Hey, pretty neat game we got here! Certainly an interesting premise with a cool story hook to keep me motivated, neato ASCII aesthetic and blending of a scavenger hunt with snake mechanics, and a nice big world to explore around with tons of different obstacles like warps, hidden proximity tiles that keep the challenge and pacing up, and so on and so forth. Definitely a lot to love here and it feels like a great adventure through cyberspace!
However, I do have some complaints with the game that did kill some of my enjoyment:
You'll laugh at me for this, but I had no idea how to start the game for quite awhile: it was a cool reveal once I figured it out I could go past the footer (which I thought was a wall just like any of the other walls), but I came really close to thinking that the game was broken or I was just misunderstanding and almost turning the game off from confusion (thank goodness I didn't).
I appreciate a good challenge, but the game could be incredibly frustrating in unfair ways and led to me losing patience in wanting to continue. There were plenty of times where you transition between screens, either normally or through a warp, that could put you in a spot where you have zero time to react and end up running into a wall immediately in front of you: sucks that you feel like you have to trial and error and memorize sooo much.
Not only that, but the game loved to have warps and corridors, even ones outside of challenging situations, be just one single character wide which made the game feel so cramped and requiring an annoying level of precision, even for things that aren't part of the challenge, but just trying to use a warp room, for example.
Another issue with the game that might've led to a lot of these annoyances is the adherence to the ascii aesthetic, which makes horizontal movement very slow compared to the lightning speed of vertical movement due to the different way characters are spaced compared to new lines. Entering a new room vertically that has a wall immediately in your way leads to constant deaths.

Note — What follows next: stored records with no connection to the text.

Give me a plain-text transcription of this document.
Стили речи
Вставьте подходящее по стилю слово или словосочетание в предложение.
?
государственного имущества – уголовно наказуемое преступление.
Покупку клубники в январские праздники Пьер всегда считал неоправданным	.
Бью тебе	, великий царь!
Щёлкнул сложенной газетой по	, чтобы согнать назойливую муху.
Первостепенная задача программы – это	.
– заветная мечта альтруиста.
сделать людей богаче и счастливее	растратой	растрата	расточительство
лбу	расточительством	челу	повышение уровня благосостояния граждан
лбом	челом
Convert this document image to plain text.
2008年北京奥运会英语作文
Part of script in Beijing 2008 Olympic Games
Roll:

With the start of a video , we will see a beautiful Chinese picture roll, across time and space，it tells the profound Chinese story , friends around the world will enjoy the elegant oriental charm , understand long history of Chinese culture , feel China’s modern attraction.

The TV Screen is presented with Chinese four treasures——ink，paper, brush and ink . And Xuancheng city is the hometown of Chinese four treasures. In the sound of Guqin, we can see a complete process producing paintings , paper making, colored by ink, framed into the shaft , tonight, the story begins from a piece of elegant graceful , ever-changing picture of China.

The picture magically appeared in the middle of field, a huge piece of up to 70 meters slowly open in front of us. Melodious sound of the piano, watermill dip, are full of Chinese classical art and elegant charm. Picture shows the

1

These constant unfair or annoying deaths when coupled along with the checkpoint system, which only spawned you at the last character collected or checkpoint added insult to injury. The checkpoint system isn't too bad, but at times I would've preferred if the game would just spawn you at the entrance (or wherever you warped in) to the room you last entered, though I understand if maybe you think it would make the game too easy. In my opinion, I feel like being set back potentially a lot after a failure doesn't add much to this game, making it just an annoying addition. In particular, backtracking through areas you've mostly cleaned out but you feel you might've missed something is super annoying, because you've removed all potential checkpoints in your first run and now a single mistake can set you back so far.
Overall I'd say the game was an unfortunately frustrating game due to some of its design choices, but I still had a really good time with the game and think its pretty cool.